On Fri, 10 Oct 2003 11:41:01 -0400
"liquid" <[EMAIL PROTECTED]> granted us these pearls of wisdom:

> 
> 
> > -----Original Message-----
> > From: [EMAIL PROTECTED] [mailto:owner-freebsd-
> > [EMAIL PROTECTED] On Behalf Of Ian Moore
> > Sent: October 10, 2003 9:59 AM
> > To: freebsd-questions
> > Subject: ADSL modem & ip addresses
> > 
> > Hi,
> > I'm organising an ADSL connection and I'm a bit confused about our
> > options.
> > 
> > We need to provide web, ssh and mail access to our network for users
> > from home
> > across the Internet with an ADSL connection.
> > I figure the best way to do this is to setup a new machine to act as a
> > firewall and run a web server & sendmail on this box. (or I have seen
> > something about using socket to divert these services to our existing
> > server
> > which has a private address).
> 
> It's not a wise move to run the services on the same machine as your
> firewall.  You can setup an openbsd machine to serve as your firewall on
> a very inexpensive old machine, running it as a gateway as well.  You
> can then forward specific ports (80, 25, 110 in your case) to your
> services machine running either in a DMZ or behind the firewall.
> Regarding the whole diverting issue, I encourage you to google "dual
> homed hosts"  I had some pretty favourites on my windows machine but I
> lost them all when a hard drive died or I'd have some good ones for you.
> 
> > The firewall would have a NIC with a private IP address to connect to
> > the rest
> > of our network.
> > 
> > What's the best way then to connect it to the ADSL line?
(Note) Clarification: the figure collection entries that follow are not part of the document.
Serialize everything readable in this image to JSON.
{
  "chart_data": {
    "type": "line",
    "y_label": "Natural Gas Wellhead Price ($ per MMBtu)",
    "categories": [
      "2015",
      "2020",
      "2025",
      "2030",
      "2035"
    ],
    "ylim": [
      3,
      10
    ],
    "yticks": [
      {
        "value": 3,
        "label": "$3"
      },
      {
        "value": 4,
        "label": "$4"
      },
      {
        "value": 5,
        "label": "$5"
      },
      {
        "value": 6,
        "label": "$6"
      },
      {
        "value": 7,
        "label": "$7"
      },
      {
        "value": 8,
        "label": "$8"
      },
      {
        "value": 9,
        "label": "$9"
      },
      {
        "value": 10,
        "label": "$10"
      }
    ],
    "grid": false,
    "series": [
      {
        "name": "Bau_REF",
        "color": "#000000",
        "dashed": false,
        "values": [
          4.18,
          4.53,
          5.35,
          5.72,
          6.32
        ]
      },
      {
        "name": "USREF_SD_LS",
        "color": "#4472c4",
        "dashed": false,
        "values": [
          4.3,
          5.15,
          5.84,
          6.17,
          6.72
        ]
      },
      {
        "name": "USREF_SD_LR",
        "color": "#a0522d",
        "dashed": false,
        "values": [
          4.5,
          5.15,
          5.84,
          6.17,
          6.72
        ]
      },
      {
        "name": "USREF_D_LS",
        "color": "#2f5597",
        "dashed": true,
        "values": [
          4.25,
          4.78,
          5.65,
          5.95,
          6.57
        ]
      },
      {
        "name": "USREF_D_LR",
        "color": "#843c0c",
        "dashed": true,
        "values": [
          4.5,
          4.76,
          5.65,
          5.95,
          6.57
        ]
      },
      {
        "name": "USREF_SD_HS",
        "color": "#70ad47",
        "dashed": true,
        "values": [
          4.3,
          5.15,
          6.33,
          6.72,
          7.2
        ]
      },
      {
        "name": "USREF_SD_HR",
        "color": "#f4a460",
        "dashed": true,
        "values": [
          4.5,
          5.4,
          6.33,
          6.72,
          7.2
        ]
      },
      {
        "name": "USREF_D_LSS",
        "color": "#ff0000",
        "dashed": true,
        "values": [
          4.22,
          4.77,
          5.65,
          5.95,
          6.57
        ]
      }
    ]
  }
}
> > Do we have a second NIC in the firewall machine with a real IP address
> > connected to an ADSL modem and use ppp -natd on that interface? Does
> > that
> > mean we'd need 2 static IP addresses - one for the firewall & one for
> > the
> > modem? (We really don't want to pay for 2 addresses)
> 
> If you use pppoe, you can run ppp -ddial -quiet on startup by including
> that in rc.conf.  Checkout /etc/defaults/rc.conf.  I setup a machine to
> act as a gateway/firewall for 5 PC's on a 3mbit dsl line once... on a
> P120 and it ran flawlessly.
> 
> You don't need two IP's.  Your modem *shouldn't* have to have an IP.  If
> it does, it's because it also acts as a router and hence does the pppoe
> auth.  I suppose you can use that as a router instead.. it's your
> network ;)  I like the flexibility my router provides me however.  It's
> remarkably easy to setup as well.  Again I don't have any links right
> now off-hand, but if you search for pppoe + freebsd + ipnat or something
> you'll find some very good tutorials.  There was this one for a cable
> connection I used as a guide the first time, and just followed the steps
> from other sources for setting up PPPoE.
> > 
> > Or can we use a USB connection instead - are there FBSD drivers for
> > ADSL
> > modems? I can't see any in the supported hardware list.
> 
> AFAIK, there is no support (yet?) for a usb modem.  I don't like them
> anyway - I keep my apples with my apples, my oranges with... you guessed
> it, the oranges.  ADSL = network related stuff = runs on Ethernet.
> > 
> > Or do we use a combined modem/router device to do the nat &
> > firewalling and
> > have it redirect mail, web & ssh access to our main server? (is that
> > possible
> > or do such devices not allow access into the network from the 'net?)
> > 
> by default they will not.  As I said they work, but I'm not sure the
> devices that are a modem + router built-in will also include
> firewalling.

Actually quite a few of the SOHO DSL routers I've seen do include simple
firewalling but often enough they are only configurable via a browser
and have a kind of all or nothing stance. For fine granular control over
the firewall it is hard to beat FBSD and IPFilter / IPFW for the price -
it just doesn't come with a pretty web interface ( not that you couldn't
build one if you had the time or the energy I suppose.